Your comment about the difficulty in reading that book is a big part of the reason why I'm still on bilingual books at the moment. It's much more difficult to maintain motivation when you dive straight into a Korean-only story. Personally, I'd rather half-heartedly read hundreds of pages of Korean text rather than thoroughly read 8 pages then find myself giving up out of lack of motivation.

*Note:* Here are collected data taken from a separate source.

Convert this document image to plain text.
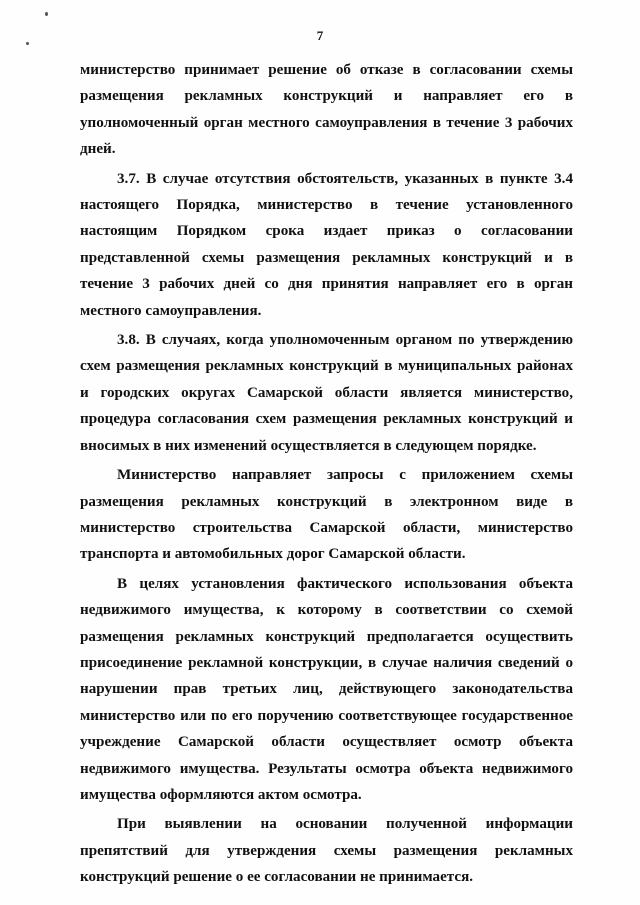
7

министерство принимает решение об отказе в согласовании схемы размещения рекламных конструкций и направляет его в уполномоченный орган местного самоуправления в течение 3 рабочих дней.

3.7. В случае отсутствия обстоятельств, указанных в пункте 3.4 настоящего Порядка, министерство в течение установленного настоящим Порядком срока издает приказ о согласовании представленной схемы размещения рекламных конструкций и в течение 3 рабочих дней со дня принятия направляет его в орган местного самоуправления.

3.8. В случаях, когда уполномоченным органом по утверждению схем размещения рекламных конструкций в муниципальных районах и городских округах Самарской области является министерство, процедура согласования схем размещения рекламных конструкций и вносимых в них изменений осуществляется в следующем порядке.

Министерство направляет запросы с приложением схемы размещения рекламных конструкций в электронном виде в министерство строительства Самарской области, министерство транспорта и автомобильных дорог Самарской области.

В целях установления фактического использования объекта недвижимого имущества, к которому в соответствии со схемой размещения рекламных конструкций предполагается осуществить присоединение рекламной конструкции, в случае наличия сведений о нарушении прав третьих лиц, действующего законодательства министерство или по его поручению соответствующее государственное учреждение Самарской области осуществляет осмотр объекта недвижимого имущества. Результаты осмотра объекта недвижимого имущества оформляются актом осмотра.

При выявлении на основании полученной информации препятствий для утверждения схемы размещения рекламных конструкций решение о ее согласовании не принимается.
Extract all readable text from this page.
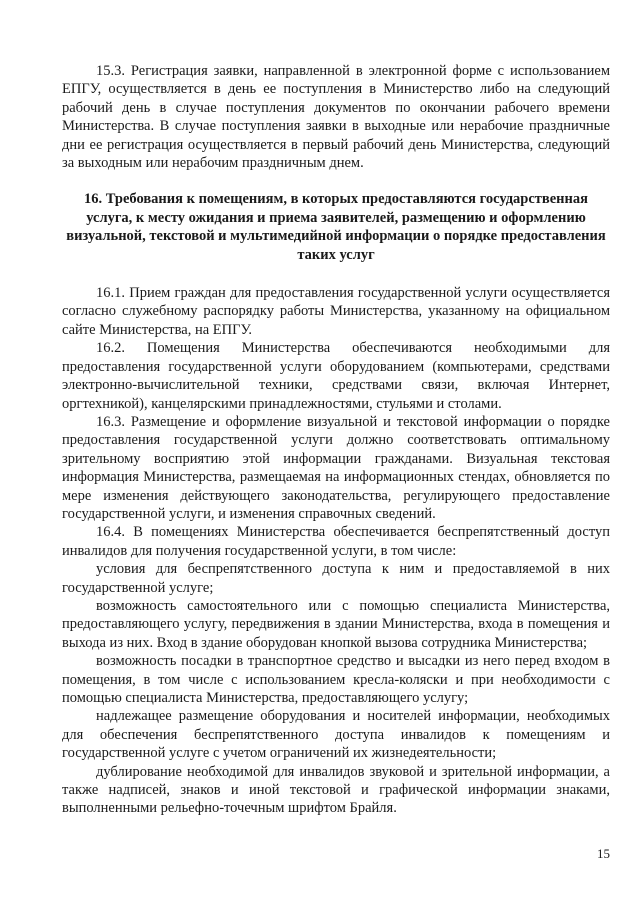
15.3. Регистрация заявки, направленной в электронной форме с использованием ЕПГУ, осуществляется в день ее поступления в Министерство либо на следующий рабочий день в случае поступления документов по окончании рабочего времени Министерства. В случае поступления заявки в выходные или нерабочие праздничные дни ее регистрация осуществляется в первый рабочий день Министерства, следующий за выходным или нерабочим праздничным днем.

16. Требования к помещениям, в которых предоставляются государственная услуга, к месту ожидания и приема заявителей, размещению и оформлению визуальной, текстовой и мультимедийной информации о порядке предоставления таких услуг

16.1. Прием граждан для предоставления государственной услуги осуществляется согласно служебному распорядку работы Министерства, указанному на официальном сайте Министерства, на ЕПГУ.

16.2. Помещения Министерства обеспечиваются необходимыми для предоставления государственной услуги оборудованием (компьютерами, средствами электронно-вычислительной техники, средствами связи, включая Интернет, оргтехникой), канцелярскими принадлежностями, стульями и столами.

16.3. Размещение и оформление визуальной и текстовой информации о порядке предоставления государственной услуги должно соответствовать оптимальному зрительному восприятию этой информации гражданами. Визуальная текстовая информация Министерства, размещаемая на информационных стендах, обновляется по мере изменения действующего законодательства, регулирующего предоставление государственной услуги, и изменения справочных сведений.

16.4. В помещениях Министерства обеспечивается беспрепятственный доступ инвалидов для получения государственной услуги, в том числе:

условия для беспрепятственного доступа к ним и предоставляемой в них государственной услуге;

возможность самостоятельного или с помощью специалиста Министерства, предоставляющего услугу, передвижения в здании Министерства, входа в помещения и выхода из них. Вход в здание оборудован кнопкой вызова сотрудника Министерства;

возможность посадки в транспортное средство и высадки из него перед входом в помещения, в том числе с использованием кресла-коляски и при необходимости с помощью специалиста Министерства, предоставляющего услугу;

надлежащее размещение оборудования и носителей информации, необходимых для обеспечения беспрепятственного доступа инвалидов к помещениям и государственной услуге с учетом ограничений их жизнедеятельности;

дублирование необходимой для инвалидов звуковой и зрительной информации, а также надписей, знаков и иной текстовой и графической информации знаками, выполненными рельефно-точечным шрифтом Брайля.

15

That's also why I've chosen to restrict myself from SRSing anything I learn from those bilingual books. Sure that would likely be very useful, but I know myself well enough to know that if I start SRSing text from those books, then I'll start to feel that I *should* SRS new things when I come across them. Once that happens, I'll start losing motivation to read since it will involve mining for vocabulary rather than just reading for the sake of reading. I have still picked up some vocabulary from the books regardless, however the only ones I've allowed myself to SRS are the ones I've come across elsewhere. Once I see it anywhere else, I can SRS it if I want and even point to the book as one of the sources, but otherwise my reading material is not for SRS mining. Two examples of this were 우물 (a well) from 어린 왕자 and 이윽고 (finally) from 노인과 바다. They used those words enough in each book for them to stick fairly well, but I didn't actually add them to Anki until I came across them elsewhere (then included the book title in the source field of the card as one of the source examples).

Despite that, however, I have seriously considered diving into a Korean-only book and intensively reading at least the first chapter or two to get a good base for the vocabulary used in the story, then trying my best to extensively read the remaining book from that base. If I can just maintain the motivation to plow through the intensive reading section at the start, it should make the remainder of the book notably easier than it would be otherwise (due to an author's tendency to reuse certain vocabulary).